Enabling legislation is a necessary step for any PPP implementation and it can be provided on a project-by-project or program basis. PPP legislation in seven states limits PPPs to selected "pilot" or "demonstration" projects.
Project-by-project-enabling legislation allows public representatives to consider the details of each project. However, the competitive nature of PPP procurements in one instance apparently led to withholding proprietary technical information from elected officials, even as they voted to approve a project. In the case of The Canada Line, an extension of the Vancouver urban rail line, local elected officials responsible for approving the PPP responded to public criticism by claiming that they did not know the extent of the controversial cut-and-cover tunneling method to be used on the project. Because the amount of cut-and-cover tunneling was a proprietary part of the contractor's bid information regarding its use that was appropriately withheld-this did prevent the elected officials from not getting a complete picture of the project that they approved (Siemiatycki 2007).
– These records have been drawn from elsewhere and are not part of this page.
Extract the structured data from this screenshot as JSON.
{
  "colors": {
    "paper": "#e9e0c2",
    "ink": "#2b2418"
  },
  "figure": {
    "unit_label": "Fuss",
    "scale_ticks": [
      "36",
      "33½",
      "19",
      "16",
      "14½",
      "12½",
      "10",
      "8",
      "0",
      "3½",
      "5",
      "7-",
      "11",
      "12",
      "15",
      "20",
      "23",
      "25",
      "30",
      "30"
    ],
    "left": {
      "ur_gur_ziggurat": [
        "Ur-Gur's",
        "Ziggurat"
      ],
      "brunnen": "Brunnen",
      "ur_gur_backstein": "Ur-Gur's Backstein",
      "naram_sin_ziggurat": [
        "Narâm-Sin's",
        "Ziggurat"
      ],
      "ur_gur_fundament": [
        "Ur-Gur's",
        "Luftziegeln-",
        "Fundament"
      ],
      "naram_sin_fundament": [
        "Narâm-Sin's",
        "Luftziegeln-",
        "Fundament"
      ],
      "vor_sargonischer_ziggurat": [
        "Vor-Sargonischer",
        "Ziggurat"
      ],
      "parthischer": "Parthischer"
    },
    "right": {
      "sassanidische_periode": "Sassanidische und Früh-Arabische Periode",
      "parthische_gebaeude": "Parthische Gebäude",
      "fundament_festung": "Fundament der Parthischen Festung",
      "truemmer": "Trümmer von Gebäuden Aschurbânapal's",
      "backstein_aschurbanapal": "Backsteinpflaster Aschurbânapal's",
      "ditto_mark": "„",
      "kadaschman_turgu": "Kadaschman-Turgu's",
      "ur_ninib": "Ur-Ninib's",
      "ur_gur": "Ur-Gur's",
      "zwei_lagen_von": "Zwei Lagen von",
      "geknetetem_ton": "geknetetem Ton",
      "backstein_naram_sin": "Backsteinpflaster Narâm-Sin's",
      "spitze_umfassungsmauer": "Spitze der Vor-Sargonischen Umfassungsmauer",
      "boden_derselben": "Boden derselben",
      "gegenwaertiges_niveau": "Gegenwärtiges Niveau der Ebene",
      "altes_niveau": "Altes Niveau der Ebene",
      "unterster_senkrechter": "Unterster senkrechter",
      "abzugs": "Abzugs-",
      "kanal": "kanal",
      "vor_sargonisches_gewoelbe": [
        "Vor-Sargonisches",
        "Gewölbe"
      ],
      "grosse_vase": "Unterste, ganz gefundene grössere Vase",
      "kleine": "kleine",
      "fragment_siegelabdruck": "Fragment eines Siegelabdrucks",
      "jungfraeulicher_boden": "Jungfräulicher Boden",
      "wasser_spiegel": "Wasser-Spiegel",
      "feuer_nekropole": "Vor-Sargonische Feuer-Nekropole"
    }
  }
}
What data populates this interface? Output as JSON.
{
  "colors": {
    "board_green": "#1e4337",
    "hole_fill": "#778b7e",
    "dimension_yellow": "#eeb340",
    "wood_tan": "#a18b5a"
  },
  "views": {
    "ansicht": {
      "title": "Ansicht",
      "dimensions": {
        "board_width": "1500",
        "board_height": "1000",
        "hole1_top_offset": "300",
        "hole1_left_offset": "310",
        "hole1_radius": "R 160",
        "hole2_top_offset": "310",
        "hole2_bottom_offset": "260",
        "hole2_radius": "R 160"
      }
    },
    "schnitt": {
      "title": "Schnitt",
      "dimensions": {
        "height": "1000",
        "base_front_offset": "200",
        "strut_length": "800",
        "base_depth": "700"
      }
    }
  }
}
If more than one project is anticipated, however, project-by-project legislation is time and cost intensive for both the public and private sector, and standardization of PPP procedures can streamline the procurement process. The United Kingdom developed a standardized Private Finance Initiative contract to simplify negotiations, enable consistent pricing of projects, and promote common understanding of risks among PPP projects (Abdel-Aziz 2007).
Ghavamifar and Touran (2008) conducted a comprehensive survey of the codes of all 50 states within the United States to identify enabling legislation for alternative project delivery systems: design-build, construction management-at-risk, and PPP project. They found that an increasing number of states are moving toward more fully authorizing alternative delivery systems.
According to a study prepared for the FHWA, state enabling legislation should, at a minimum, provide an operating environment that allows a state DOT to enter into partnerships and to approve specific activities associated with that partnership. To be effective, it could designate a lead agency, such as the state DOT or a toll authority to implement highway partnerships. The lead agency should have the authority to act on behalf of the state and should have certain statutory powers including the power to procure projects through negotiation, to acquire right-of-way through eminent domain (or otherwise) and transfer use of it to a private partner, to acquire and confer environmental permits, to confer exclusive franchises, to establish a geographic non-compete zone, to enter into binding concession agreements and lease arrangements, to regulate tolls or rates of return, to accept unsolicited proposals, and to blend or lend state and federal funds to a project (Apogee Research, Inc. 1995; U.S.DOT 2004). Enabling legislation may also include provisions that define the maximum repayment term for debt (e.g., 30 years) and surety/performance bond requirements. Bloomfield (2006) warns against relaxing procurement laws too much, citing an example of local enabling laws that waived the need for competitive procurement for a long-term lease of a new correctional facility in Plymouth, Massachusetts. On the other hand, some terms provided by enabling legislation may discourage the private sector from investing in transportation infrastructure. For instance, the PPP legislation in Washington State requires post-legislative approval of proposed PPPs after a private partner has been selected, which some observers say appears to have discouraged private investors from submitting unsolicited proposals, because there is no guarantee that the negotiations will be closed even after a PPP project has been selected and approved by the DOT.